I settled on the sofa, a foam futon with a cheap faux-brass frame that was splotched with patches of faded metal. Maggie sat next to me after having tried the armchair, which was so mildewed it had made her sneeze. Once Maggie finished backing up the files to her home system, she started the first vid.
The room shifted. Gone were the crucifixes and the glittery Virgin Mary display. Gone were the family photos and the ratty furniture. Suddenly we were sitting in an overwhelmingly pink bedroom. It was so pink, it felt like one of Niki's corner-store romance novels had exploded in here. There were red scarves draped over the lamps and sweetheart pillows stacked high on pink satin sheets. Two white vases filled with red roses stood at the foot of the bed. The vases were so large that they were gaudy by definition. Noticing the small round windows, I realized it wasn't a bedroom at all, but a cabin on a boat, a nice boat.
Liz came in, stark naked. I remembered the label Yuri had put on the vid disc I'd copied, “Liz—Complete Works.” She stepped in front of the camera and smiled shyly. The vid froze on her smiling face, and the words Liz Lagarto popped in over her head.
Maggie shook her head. “Christ. I don't think I can take any more porn.”
I felt empty with the realization that Liz was a porn star, with a tacky name to boot. I didn't know what my feelings for her were, but I was already feeling jealous of the men I'd soon be seeing. She was masturbating now, vibrating her way around the bed.

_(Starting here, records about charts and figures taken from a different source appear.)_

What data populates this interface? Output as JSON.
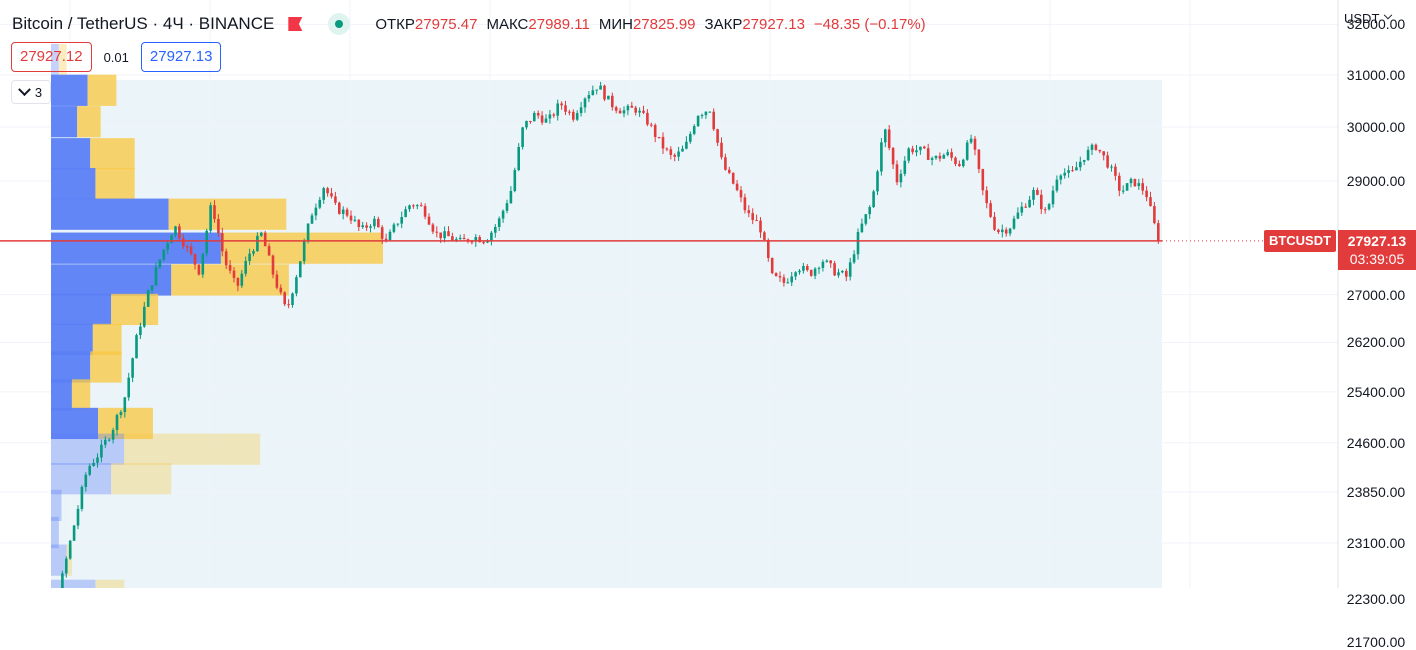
{
  "header": {
    "symbol": "Bitcoin / TetherUS · 4Ч · BINANCE",
    "labels": {
      "open": "ОТКР",
      "high": "МАКС",
      "low": "МИН",
      "close": "ЗАКР"
    },
    "values": {
      "open": "27975.47",
      "high": "27989.11",
      "low": "27825.99",
      "close": "27927.13"
    },
    "change": "−48.35 (−0.17%)",
    "sell_price": "27927.12",
    "spread": "0.01",
    "buy_price": "27927.13",
    "indicators_count": "3",
    "currency": "USDT"
  },
  "last_price": {
    "symbol": "BTCUSDT",
    "price": "27927.13",
    "countdown": "03:39:05",
    "value": 27927.13
  },
  "colors": {
    "up": "#089981",
    "down": "#e23b3b",
    "vp_up": "#5b7ff5",
    "vp_down": "#f7c948",
    "range_bg": "#eaf4f9"
  },
  "chart_data": {
    "type": "candlestick",
    "timeframe": "4Ч",
    "price_axis": {
      "labels": [
        "32000.00",
        "31000.00",
        "30000.00",
        "29000.00",
        "27000.00",
        "26200.00",
        "25400.00",
        "24600.00",
        "23850.00",
        "23100.00",
        "22300.00",
        "21700.00"
      ],
      "scale": "log",
      "range": [
        21600,
        32200
      ]
    },
    "grid": true,
    "volume_profile": {
      "levels": [
        {
          "price": 31300,
          "up": 3,
          "down": 3
        },
        {
          "price": 30700,
          "up": 14,
          "down": 11
        },
        {
          "price": 30100,
          "up": 10,
          "down": 9
        },
        {
          "price": 29500,
          "up": 15,
          "down": 17
        },
        {
          "price": 28950,
          "up": 17,
          "down": 15
        },
        {
          "price": 28400,
          "up": 45,
          "down": 45
        },
        {
          "price": 27800,
          "up": 65,
          "down": 62
        },
        {
          "price": 27250,
          "up": 46,
          "down": 45
        },
        {
          "price": 26750,
          "up": 23,
          "down": 18
        },
        {
          "price": 26250,
          "up": 16,
          "down": 11
        },
        {
          "price": 25800,
          "up": 15,
          "down": 12
        },
        {
          "price": 25350,
          "up": 8,
          "down": 7
        },
        {
          "price": 24900,
          "up": 18,
          "down": 21
        },
        {
          "price": 24500,
          "up": 28,
          "down": 52
        },
        {
          "price": 24050,
          "up": 23,
          "down": 23
        },
        {
          "price": 23650,
          "up": 4,
          "down": 0
        },
        {
          "price": 23250,
          "up": 3,
          "down": 0
        },
        {
          "price": 22850,
          "up": 6,
          "down": 2
        },
        {
          "price": 22350,
          "up": 17,
          "down": 11
        },
        {
          "price": 21950,
          "up": 5,
          "down": 3
        }
      ]
    },
    "price_path": [
      21950,
      21800,
      21700,
      21650,
      21900,
      22600,
      23400,
      24200,
      24450,
      24800,
      25300,
      26300,
      27100,
      27700,
      28200,
      27800,
      27400,
      28600,
      27600,
      27100,
      27700,
      28050,
      27300,
      26700,
      27500,
      28400,
      28900,
      28500,
      28400,
      28100,
      28300,
      27900,
      28300,
      28600,
      28500,
      28050,
      28000,
      27900,
      28000,
      27950,
      28250,
      28800,
      30000,
      30250,
      30100,
      30450,
      30200,
      30600,
      30800,
      30450,
      30300,
      30350,
      30100,
      29700,
      29400,
      29600,
      30250,
      30350,
      29300,
      28900,
      28400,
      28200,
      27300,
      27200,
      27500,
      27350,
      27600,
      27400,
      27300,
      28100,
      28600,
      30000,
      29000,
      29600,
      29550,
      29400,
      29500,
      29300,
      29800,
      28700,
      28100,
      28150,
      28500,
      28800,
      28400,
      29200,
      29100,
      29450,
      29650,
      29300,
      28800,
      29000,
      28800,
      27927
    ]
  }
}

“Mind if I speed this up?” Maggie asked.
“Please,” I responded, hoping she couldn't see the bulge in my pants.
Maggie set the vid to 4X, and we watched Ian's girlfriend get off at quadruple speed. Un-fucking-believable. I hit my flask hard, wanting to soothe the knot in my stomach that was now screaming at me, telling me how bad I'd screwed everything up. I was back to living in Tenttown. I was being hunted by Ian and his gang of dirty cops. I was watching porn with a woman I thought of as a daughter. I was spending money I didn't have in an effort to keep my suicidal wife alive. And now I had the hots for Ian's girlfriend, a porn star for chrissakes. I felt miserable as I watched Liz Lagarto in what was now a quad-speed four-way, my pants getting more and more uncomfortable with every passing second.